In his first at-bat, Hamilton, after taking a strike and fouling another, worked the count full before bouncing a double over the wall in left-center. In his second, he smoked the first pitch to right-center for another double. In his third, he ripped the first pitch to left for a single. In his fourth, he walked. In his fifth, he popped up. In no at-bat did he swing and miss even once. In none did he lurch to pull the ball, as young power hitters so infamously do.
It was the kind of performance that would seem to make Hamilton's roster spot all the more inevitable. As a Rule 5 selection, the Reds are obligated to keep the five-tooler on the major-league team or return him to Tampa Bay. With his possibilities, they're loath to do the latter.
And frankly, Hamilton has given them no reason to. Forget his neon potential for a moment, and consider just his utility value. Unlike Wily Mo Pena, a man of similar physical wherewithal, Hamilton is possessed of a natural's feel for the game. He runs the bases with above-average speed and savvy. He has an arm like Homer Bailey's. And while we haven't yet seen much of his glove, he wears it proudly.
"I still think defense is probably my best strength," Hamilton said Sunday, between a batting cage session with Johnny Narron and hopping on the bus to Bradenton, where he played center field and batted cleanup.
It was in Bradenton, in Thursday's first game of the spring, that Hamilton fully and finally got back that old baseball feeling. He had been reinstated last June, and played in 15 Class A games before shutting down for arthroscopic surgery on his meniscus. He had worked out all winter with both Narrons. For a while, he had even lived at a ballpark in Clearwater, tending the field for the privilege of practicing on it when the day was done. All of that was swell. But it wasn't this.
"I can't describe how good it feels to be back out here and be around my teammates and be on the field and pat my glove before pitches and be out here in the sunshine," Hamilton said. He didn't mention how good it felt, that first game in Bradenton, to club a 500-foot home run over the batter's eye in straightaway center. And that wasn't the best part of the day.

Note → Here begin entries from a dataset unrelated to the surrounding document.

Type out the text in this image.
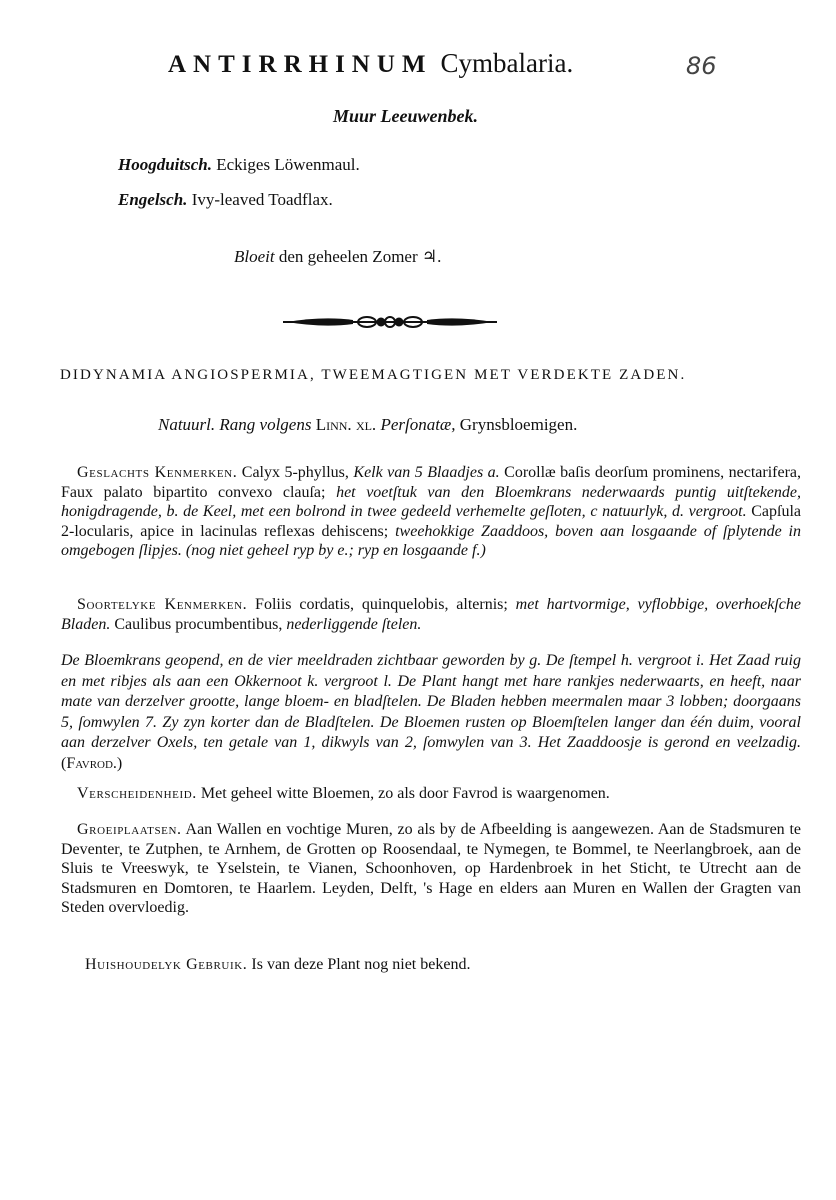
ANTIRRHINUM Cymbalaria.	86
Muur Leeuwenbek.
Hoogduitsch. Eckiges Löwenmaul.
Engelsch. Ivy-leaved Toadflax.
Bloeit den geheelen Zomer ♃.
DIDYNAMIA ANGIOSPERMIA, TWEEMAGTIGEN MET VERDEKTE ZADEN.
Natuurl. Rang volgens Linn. xl. Perſonatæ, Grynsbloemigen.
Geslachts Kenmerken. Calyx 5-phyllus, Kelk van 5 Blaadjes a. Corollæ baſis deorſum prominens, nectarifera, Faux palato bipartito convexo clauſa; het voetſtuk van den Bloemkrans nederwaards puntig uitſtekende, honigdragende, b. de Keel, met een bolrond in twee gedeeld verhemelte geſloten, c natuurlyk, d. vergroot. Capſula 2-locularis, apice in lacinulas reflexas dehiscens; tweehokkige Zaaddoos, boven aan losgaande of ſplytende in omgebogen ſlipjes. (nog niet geheel ryp by e.; ryp en losgaande f.)
Soortelyke Kenmerken. Foliis cordatis, quinquelobis, alternis; met hartvormige, vyflobbige, overhoekſche Bladen. Caulibus procumbentibus, nederliggende ſtelen.
De Bloemkrans geopend, en de vier meeldraden zichtbaar geworden by g. De ſtempel h. vergroot i. Het Zaad ruig en met ribjes als aan een Okkernoot k. vergroot l. De Plant hangt met hare rankjes nederwaarts, en heeft, naar mate van derzelver grootte, lange bloem- en bladſtelen. De Bladen hebben meermalen maar 3 lobben; doorgaans 5, ſomwylen 7. Zy zyn korter dan de Bladſtelen. De Bloemen rusten op Bloemſtelen langer dan één duim, vooral aan derzelver Oxels, ten getale van 1, dikwyls van 2, ſomwylen van 3. Het Zaaddoosje is gerond en veelzadig. (Favrod.)
Verscheidenheid. Met geheel witte Bloemen, zo als door Favrod is waargenomen.
Groeiplaatsen. Aan Wallen en vochtige Muren, zo als by de Afbeelding is aangewezen. Aan de Stadsmuren te Deventer, te Zutphen, te Arnhem, de Grotten op Roosendaal, te Nymegen, te Bommel, te Neerlangbroek, aan de Sluis te Vreeswyk, te Yselstein, te Vianen, Schoonhoven, op Hardenbroek in het Sticht, te Utrecht aan de Stadsmuren en Domtoren, te Haarlem. Leyden, Delft, 's Hage en elders aan Muren en Wallen der Gragten van Steden overvloedig.
Huishoudelyk Gebruik. Is van deze Plant nog niet bekend.
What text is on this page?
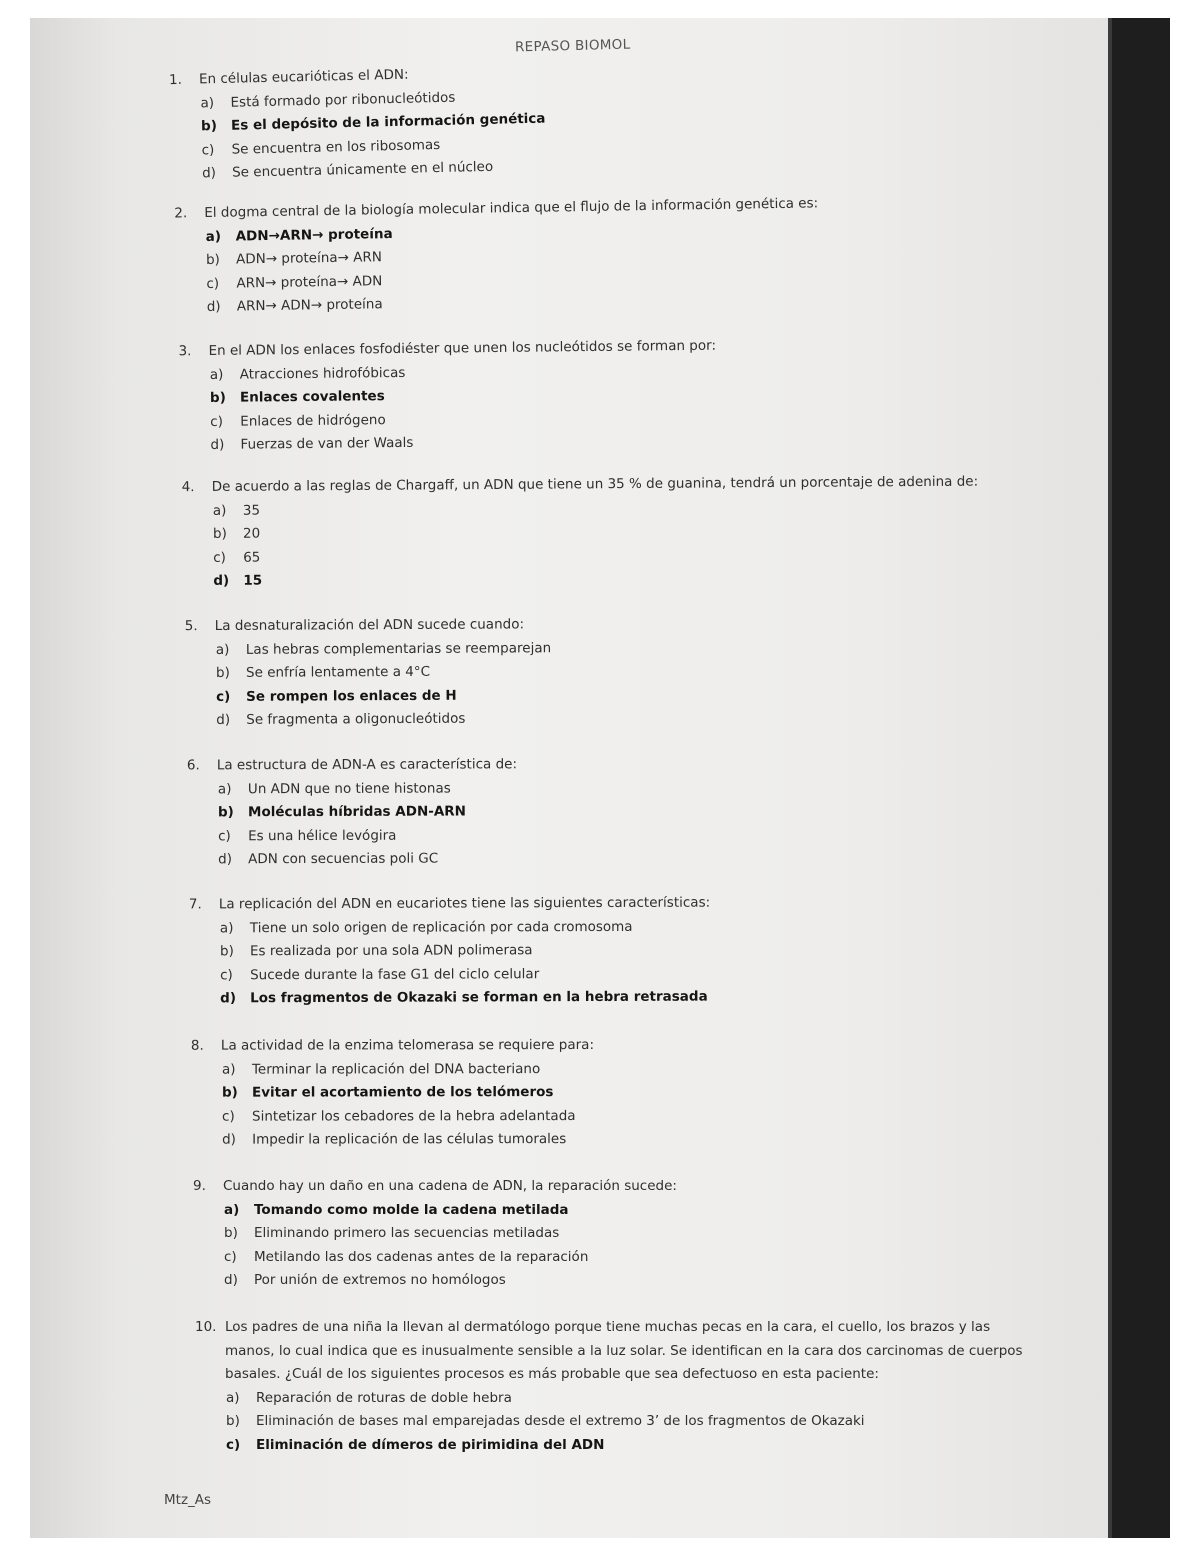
REPASO BIOMOL
1.	En células eucarióticas el ADN:
a)	Está formado por ribonucleótidos
b)	Es el depósito de la información genética
c)	Se encuentra en los ribosomas
d)	Se encuentra únicamente en el núcleo
2.	El dogma central de la biología molecular indica que el flujo de la información genética es:
a)	ADN→ARN→ proteína
b)	ADN→ proteína→ ARN
c)	ARN→ proteína→ ADN
d)	ARN→ ADN→ proteína
3.	En el ADN los enlaces fosfodiéster que unen los nucleótidos se forman por:
a)	Atracciones hidrofóbicas
b)	Enlaces covalentes
c)	Enlaces de hidrógeno
d)	Fuerzas de van der Waals
4.	De acuerdo a las reglas de Chargaff, un ADN que tiene un 35 % de guanina, tendrá un porcentaje de adenina de:
a)	35
b)	20
c)	65
d)	15
5.	La desnaturalización del ADN sucede cuando:
a)	Las hebras complementarias se reemparejan
b)	Se enfría lentamente a 4°C
c)	Se rompen los enlaces de H
d)	Se fragmenta a oligonucleótidos
6.	La estructura de ADN-A es característica de:
a)	Un ADN que no tiene histonas
b)	Moléculas híbridas ADN-ARN
c)	Es una hélice levógira
d)	ADN con secuencias poli GC
7.	La replicación del ADN en eucariotes tiene las siguientes características:
a)	Tiene un solo origen de replicación por cada cromosoma
b)	Es realizada por una sola ADN polimerasa
c)	Sucede durante la fase G1 del ciclo celular
d)	Los fragmentos de Okazaki se forman en la hebra retrasada
8.	La actividad de la enzima telomerasa se requiere para:
a)	Terminar la replicación del DNA bacteriano
b)	Evitar el acortamiento de los telómeros
c)	Sintetizar los cebadores de la hebra adelantada
d)	Impedir la replicación de las células tumorales
9.	Cuando hay un daño en una cadena de ADN, la reparación sucede:
a)	Tomando como molde la cadena metilada
b)	Eliminando primero las secuencias metiladas
c)	Metilando las dos cadenas antes de la reparación
d)	Por unión de extremos no homólogos
10. Los padres de una niña la llevan al dermatólogo porque tiene muchas pecas en la cara, el cuello, los brazos y las manos, lo cual indica que es inusualmente sensible a la luz solar. Se identifican en la cara dos carcinomas de cuerpos basales. ¿Cuál de los siguientes procesos es más probable que sea defectuoso en esta paciente:
a)	Reparación de roturas de doble hebra
b)	Eliminación de bases mal emparejadas desde el extremo 3’ de los fragmentos de Okazaki
c)	Eliminación de dímeros de pirimidina del ADN
Mtz_As
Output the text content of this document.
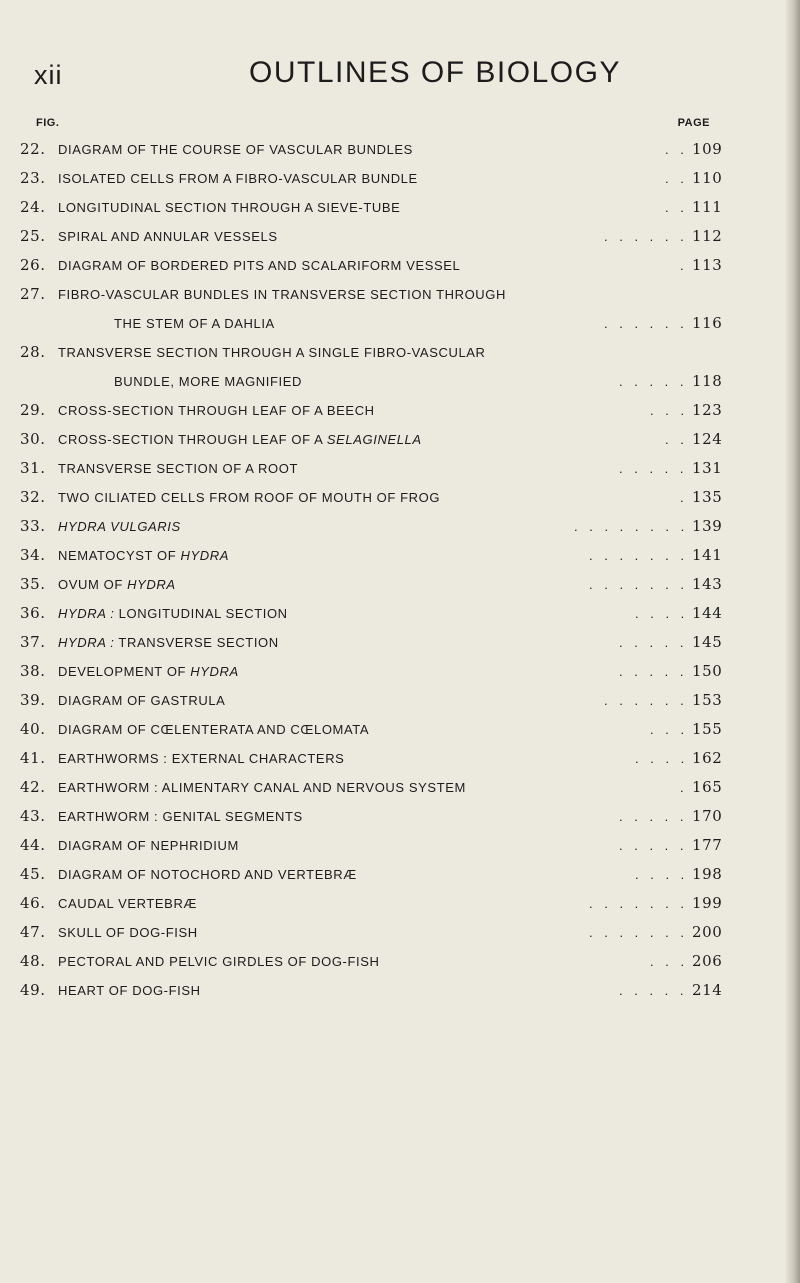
xii	OUTLINES OF BIOLOGY
FIG.	PAGE
22. DIAGRAM OF THE COURSE OF VASCULAR BUNDLES	109
. .
23. ISOLATED CELLS FROM A FIBRO-VASCULAR BUNDLE	110
. .
24. LONGITUDINAL SECTION THROUGH A SIEVE-TUBE	111
. .
25. SPIRAL AND ANNULAR VESSELS	112
. . . . . .
26. DIAGRAM OF BORDERED PITS AND SCALARIFORM VESSEL	113
.
27. FIBRO-VASCULAR BUNDLES IN TRANSVERSE SECTION THROUGH
THE STEM OF A DAHLIA	116
. . . . . .
28. TRANSVERSE SECTION THROUGH A SINGLE FIBRO-VASCULAR
BUNDLE, MORE MAGNIFIED	118
. . . . .
29. CROSS-SECTION THROUGH LEAF OF A BEECH	123
. . .
30. CROSS-SECTION THROUGH LEAF OF A SELAGINELLA	124
. .
31. TRANSVERSE SECTION OF A ROOT	131
. . . . .
32. TWO CILIATED CELLS FROM ROOF OF MOUTH OF FROG	135
.
33. HYDRA VULGARIS	139
. . . . . . . .
34. NEMATOCYST OF HYDRA	141
. . . . . . .
35. OVUM OF HYDRA	143
. . . . . . .
36. HYDRA : LONGITUDINAL SECTION	144
. . . .
37. HYDRA : TRANSVERSE SECTION	145
. . . . .
38. DEVELOPMENT OF HYDRA	150
. . . . .
39. DIAGRAM OF GASTRULA	153
. . . . . .
40. DIAGRAM OF CŒLENTERATA AND CŒLOMATA	155
. . .
41. EARTHWORMS : EXTERNAL CHARACTERS	162
. . . .
42. EARTHWORM : ALIMENTARY CANAL AND NERVOUS SYSTEM	165
.
43. EARTHWORM : GENITAL SEGMENTS	170
. . . . .
44. DIAGRAM OF NEPHRIDIUM	177
. . . . .
45. DIAGRAM OF NOTOCHORD AND VERTEBRÆ	198
. . . .
46. CAUDAL VERTEBRÆ	199
. . . . . . .
47. SKULL OF DOG-FISH	200
. . . . . . .
48. PECTORAL AND PELVIC GIRDLES OF DOG-FISH	206
. . .
49. HEART OF DOG-FISH	214
. . . . .
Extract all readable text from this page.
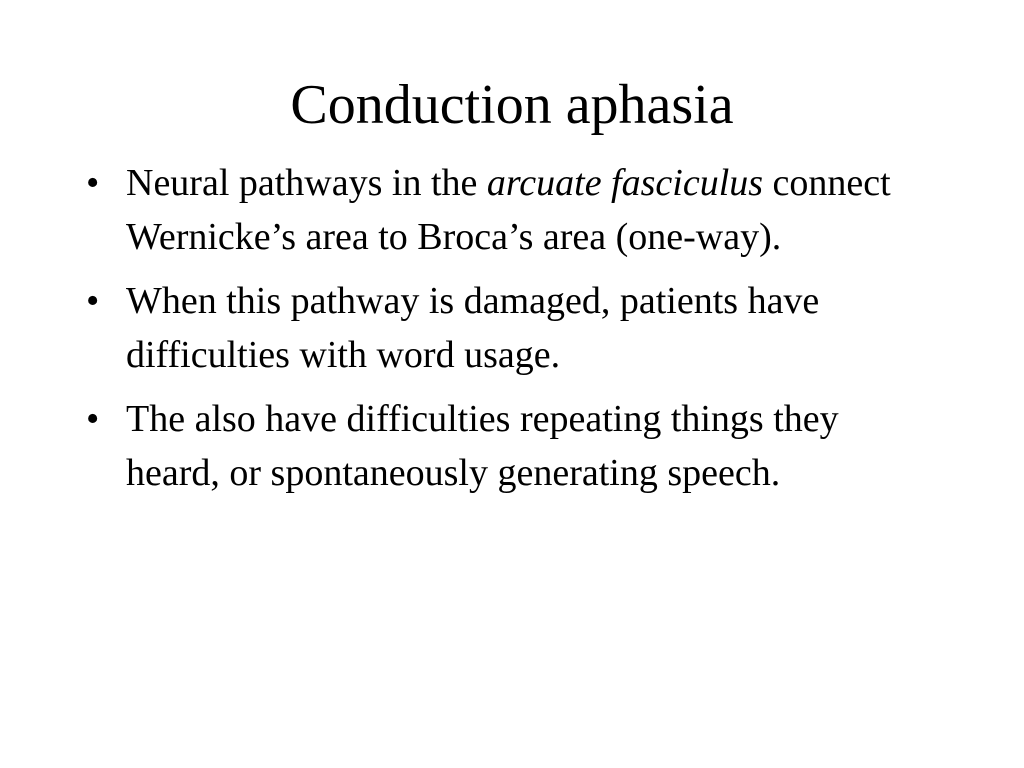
Conduction aphasia
• Neural pathways in the arcuate fasciculus connect Wernicke’s area to Broca’s area (one-way).
• When this pathway is damaged, patients have difficulties with word usage.
• The also have difficulties repeating things they heard, or spontaneously generating speech.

"I rode home with my wife," he said - with respect to temptation, he doesn't even carry car keys - "and I still had my uniform on, and we stopped at a Dairy Queen and ate, and it almost felt like I was back in Legion ball. When I got home, I took my uniform off and I just looked and it and was kind of awestruck that I was wearing it again."
Meanwhile, those observing Hamilton's comeback have been awestruck not only by his power, but by his performance at large. No amount of rust can conceal the shimmering fact that the Reds have a ballplayer on their hands.
"The thing I've liked and been encouraged by," said Johnny Narron, whose job description includes personal support for Hamilton, "is how well he's been able to adapt and be calm and quiet and at ease at the plate. Early on, my concern was that he would be too violent and overly aggressive. But I've seen that relaxation come over him. That's real important to me.
"He's also got great eyesight. He even comments to me how well he sees the ball to the bat and even coming back off the bat, which I don't know if that's possible or not."
Then again, who would have thought it possible for a guy in his first game with a big-league team, after nearly four years out of baseball, to hit a 500-home run, and then go 8-for-15, and do it all under the scrutiny of national media, while fighting a drug addiction?
It's still a grim gauntlet that Hamilton has to run, and there's no telling, at this early point, how its perils will play out. But in the meantime, his first few days have prompted another pertinent question:
Who would have thought the Reds would come up with a player like this?